Book Review: A Study in Scarlet by Arthur Conan Doyle

A Study in Scarlet (Sherlock Holmes, #1)A Study in Scarlet by Arthur Conan Doyle
My rating: 5 of 5 stars

”Most people, if you describe a train of events to them, will tell you what the result would be. They can put those events together in their minds, and argue from them that something will come to pass. There are few people, however, who, if you told them a result, would be able to evolve from their own inner consciousness what the steps were which led up to the result. This power is what I mean when I talk of reasoning backwards, or analytically.”

Solving murders almost always begins with the well…murder… requiring the detective to show the work that gave us this murderous result, much like an algebraic equation. Remember when the teacher would give us a problem with the answer and some parts of the equation and ask us to fill in the missing bits? Little did you know, while sitting in that school chair, that you were puzzling over the algebra equivalent of solving a murder.

So what Sherlock Holmes has with A Study in Scarlet is a murdered man, quite possibly poisoned, a woman’s wedding ring, the word “Rache” written in blood upon the wall, square-toed boot prints, and the muddy wheel prints of a carriage. Quite a lot for Holmes’ intellectual abilities. Despite the well-meaning but fumbling efforts of the detectives Lestrade and Gregson, Holmes is able to deduce, using the pieces of the equation, what further efforts will have to transpire to find the murderer.

The book is split into two parts. The first half is the initial investigation, and the second half is the backstory which takes place in America, among the Mormons of Utah. This transition feels rather abrupt, and for the first chapter of the second part, I was really missing Holmes and Watson, but soon I was swept up in this new narrative and waiting with great anticipation to see how the events in Utah would match up with the murder(s) in London.

We can’t imagine the detective genre without the looming shadow of Sherlock Holmes, but if a few things had gone differently, Sherlock Holmes might have remained a mere fancy in the mind of his creator Arthur Conan Doyle. We needed a few things to go wrong for Doyle, such as a physician partnership to go sour and then for him to move to Portsmouth to set up his own independent practice. Next, we needed the people of Southsea to ignore his practice, which would allow him the time to pick up his quill and start writing stories to while away the long hours while waiting for patients. We can imagine Doyle sitting there in his surgery, hoping every set of footsteps outside his door was a patient, but then as this character Holmes began to roam the corridors of his mind, we can understand why Doyle might have started hoping that the footsteps outside his door continued to pass on by.

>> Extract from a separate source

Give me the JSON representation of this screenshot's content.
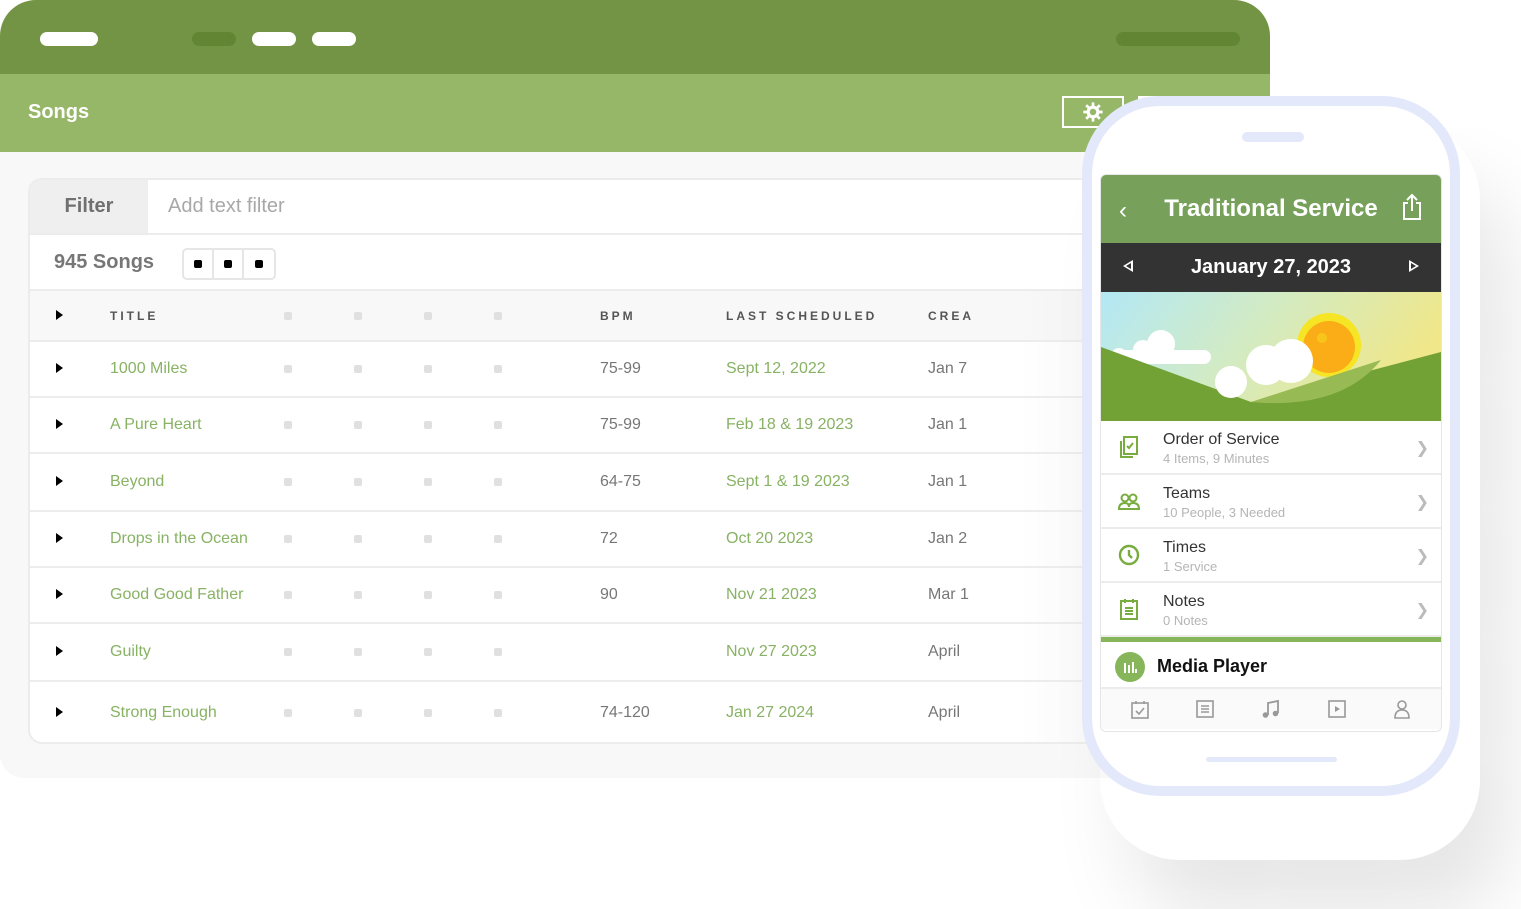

Sherlock Holmes is partly modeled upon the characteristics of Doyle’s University of Edinburgh professor Joseph Bell. Another native of Edinburgh, the writer Robert Louis Stevenson was able to recognise the strong similarity between Joseph Bell and Sherlock Holmes: ‘My compliments on your very ingenious and very interesting adventures of Sherlock Holmes. … can this be my old friend Joe Bell?’ Bell must have been a megalithic figure to inspire such admiration in Doyle and Stevenson, not to mention the legions of fans who saw his mind as a pinnacle of human achievement. While I was attending the University of Arizona, we had the celebrated M. Scott Momaday and Edward Abbey teaching classes. Getting confirmed to be able to attend those classes was equivalent to winning the lottery, with about the same odds of success. I never was able to secure one of those coveted desks in their classrooms, but I did meet Abbey at a book signing. The lecherous, old fart flirted outrageously with my girlfriend, and maybe glanced at me once disdainfully. Needless to say, this meeting was not a Bell worthy level of inspiration.

It has been a few decades since I’ve read A Study in Scarlet. It was a blustery afternoon, and there was something cozy about settling into a Doyle mystery with a cup of Earl Grey and a Scottish Terrier on my lap. I was not disappointed: the plot proved as good as I remembered. My plan is to reread the Sherlock Holmes stories in order, leading up to The Hound of the Baskervilles which will be one of the entries in the Gravelight Press Classic Horror Collection. This rereading journey is all part of my research for writing the introduction.

The aforementioned Robert Louis Stevenson wrote the first entry in Classic Horror Series. The Casebook of Dr. Jekyll and Mr. Hyde which includes my new introduction. I relate my Gravelight Press origin story in my review of this book:…
It was a blast to write, and the readers, so far, have had fun reading it. Next up will be The Picture of Dorian Gray, Frankenstein, followed by Dracula, and then The Hound of the Baskervilles.

If you find introductions to works of fiction boring, you won’t find that to be the case with mine. Those who have followed my reviews all these years know that I stoke the fire of burning curiosity rather than smother the spark of interest.